Ele saiu do carro e contornou o veículo, abrindo a minha porta antes que eu pudesse protestar. Sua mão segurou o meu queixo, me forçando a olhar nos seus olhos.

— Se não quiser, fala agora. Não vou ficar puto.

Eu engoli em seco. Eu queria. Como queria. Queria sentir as mãos de Heitor em minha pele, queria a boca daquele homem em cada centímetro do meu corpo, queria ser preenchido até não conseguir mais pensar. Mas o medo, o medo de me entregar novamente, de me perder, era um nó em minha garganta.

Como se lesse meus pensamentos, Heitor se inclinou e capturou meus lábios em um beijo lento, profundo, a língua invadindo a minha boca com uma possessividade que me fez tremer. Quando se afastou, seus olhos estavam escuros, quase cinzas.

— Vamos — Heitor disse, me puxando para fora do carro — Ou eu te fodo aqui mesmo, contra a porta, e não acho que você queira que alguém veja.

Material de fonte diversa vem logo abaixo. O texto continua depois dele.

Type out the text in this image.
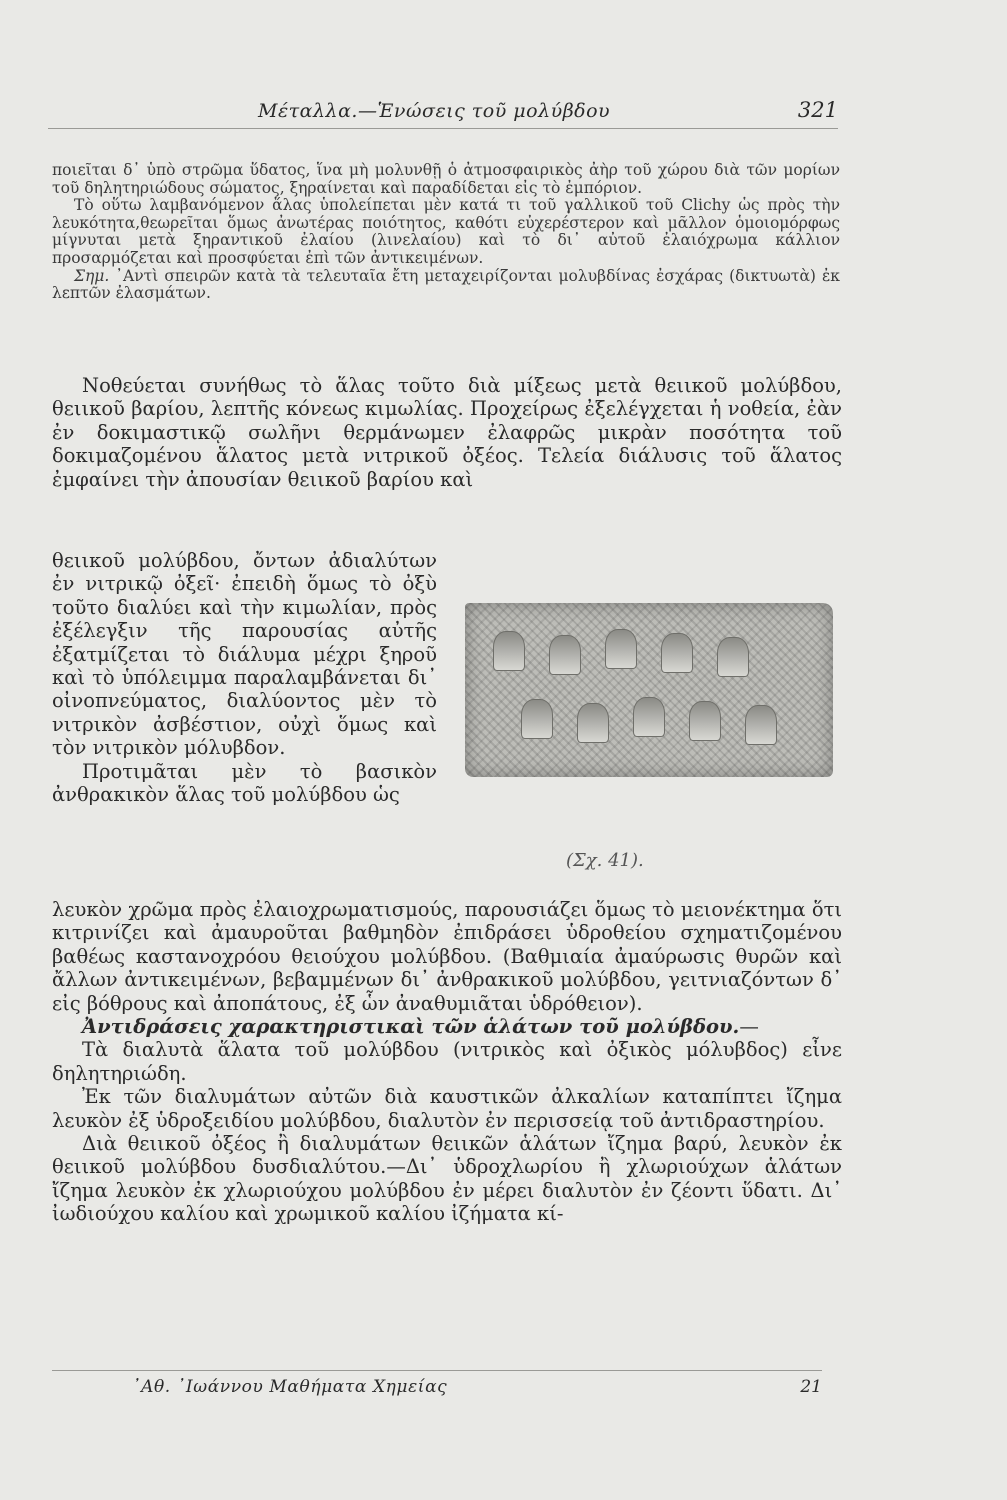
Μέταλλα.—Ἑνώσεις τοῦ μολύβδου	321

ποιεῖται δ᾽ ὑπὸ στρῶμα ὕδατος, ἵνα μὴ μολυνθῇ ὁ ἀτμοσφαιρικὸς ἀὴρ τοῦ χώρου διὰ τῶν μορίων τοῦ δηλητηριώδους σώματος, ξηραίνεται καὶ παραδίδεται εἰς τὸ ἐμπόριον.

Τὸ οὕτω λαμβανόμενον ἅλας ὑπολείπεται μὲν κατά τι τοῦ γαλλικοῦ τοῦ Clichy ὡς πρὸς τὴν λευκότητα,θεωρεῖται ὅμως ἀνωτέρας ποιότητος, καθότι εὐχερέστερον καὶ μᾶλλον ὁμοιομόρφως μίγνυται μετὰ ξηραντικοῦ ἐλαίου (λινελαίου) καὶ τὸ δι᾽ αὐτοῦ ἐλαιόχρωμα κάλλιον προσαρμόζεται καὶ προσφύεται ἐπὶ τῶν ἀντικειμένων.

Σημ. ᾽Αντὶ σπειρῶν κατὰ τὰ τελευταῖα ἔτη μεταχειρίζονται μολυβδίνας ἐσχάρας (δικτυωτὰ) ἐκ λεπτῶν ἐλασμάτων.

Νοθεύεται συνήθως τὸ ἅλας τοῦτο διὰ μίξεως μετὰ θειικοῦ μολύβδου, θειικοῦ βαρίου, λεπτῆς κόνεως κιμωλίας. Προχείρως ἐξελέγχεται ἡ νοθεία, ἐὰν ἐν δοκιμαστικῷ σωλῆνι θερμάνωμεν ἐλαφρῶς μικρὰν ποσότητα τοῦ δοκιμαζομένου ἅλατος μετὰ νιτρικοῦ ὀξέος. Τελεία διάλυσις τοῦ ἅλατος ἐμφαίνει τὴν ἀπουσίαν θειικοῦ βαρίου καὶ

θειικοῦ μολύβδου, ὄντων ἀδιαλύτων ἐν νιτρικῷ ὀξεῖ· ἐπειδὴ ὅμως τὸ ὀξὺ τοῦτο διαλύει καὶ τὴν κιμωλίαν, πρὸς ἐξέλεγξιν τῆς παρουσίας αὐτῆς ἐξατμίζεται τὸ διάλυμα μέχρι ξηροῦ καὶ τὸ ὑπόλειμμα παραλαμβάνεται δι᾽ οἰνοπνεύματος, διαλύοντος μὲν τὸ νιτρικὸν ἀσβέστιον, οὐχὶ ὅμως καὶ τὸν νιτρικὸν μόλυβδον.

Προτιμᾶται μὲν τὸ βασικὸν ἀνθρακικὸν ἅλας τοῦ μολύβδου ὡς

(Σχ. 41).

λευκὸν χρῶμα πρὸς ἐλαιοχρωματισμούς, παρουσιάζει ὅμως τὸ μειονέκτημα ὅτι κιτρινίζει καὶ ἀμαυροῦται βαθμηδὸν ἐπιδράσει ὑδροθείου σχηματιζομένου βαθέως καστανοχρόου θειούχου μολύβδου. (Βαθμιαία ἀμαύρωσις θυρῶν καὶ ἄλλων ἀντικειμένων, βεβαμμένων δι᾽ ἀνθρακικοῦ μολύβδου, γειτνιαζόντων δ᾽ εἰς βόθρους καὶ ἀποπάτους, ἐξ ὧν ἀναθυμιᾶται ὑδρόθειον).

Ἀντιδράσεις χαρακτηριστικαὶ τῶν ἁλάτων τοῦ μολύβδου.—

Τὰ διαλυτὰ ἅλατα τοῦ μολύβδου (νιτρικὸς καὶ ὀξικὸς μόλυβδος) εἶνε δηλητηριώδη.

Ἐκ τῶν διαλυμάτων αὐτῶν διὰ καυστικῶν ἀλκαλίων καταπίπτει ἴζημα λευκὸν ἐξ ὑδροξειδίου μολύβδου, διαλυτὸν ἐν περισσείᾳ τοῦ ἀντιδραστηρίου.

Διὰ θειικοῦ ὀξέος ἢ διαλυμάτων θειικῶν ἁλάτων ἴζημα βαρύ, λευκὸν ἐκ θειικοῦ μολύβδου δυσδιαλύτου.—Δι᾽ ὑδροχλωρίου ἢ χλωριούχων ἁλάτων ἴζημα λευκὸν ἐκ χλωριούχου μολύβδου ἐν μέρει διαλυτὸν ἐν ζέοντι ὕδατι. Δι᾽ ἰωδιούχου καλίου καὶ χρωμικοῦ καλίου ἰζήματα κί-

᾽Αθ. ᾽Ιωάννου Μαθήματα Χημείας	21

Eu o segui, as pernas trêmulas. O quarto era estreito, mal iluminado, com um cheiro de desinfetante e sexo velado. Eu nunca havia estado em um motel antes e a novidade fez meu pau latejar dentro da cueca. Heitor abriu a porta e me empurrou para dentro, fechando a porta com um chute antes de colar o seu corpo e o meu contra a parede, sua boca encaixando na minha com uma fome que me roubava o fôlego.

— Duas regras — Heitor sussurrou, os lábios contra o meu ouvido, as mãos já subindo por debaixo da minha camisa com urgência — Uma: você não goza até eu mandar. Dois: você me deixa fazer tudo o que eu quiser com você.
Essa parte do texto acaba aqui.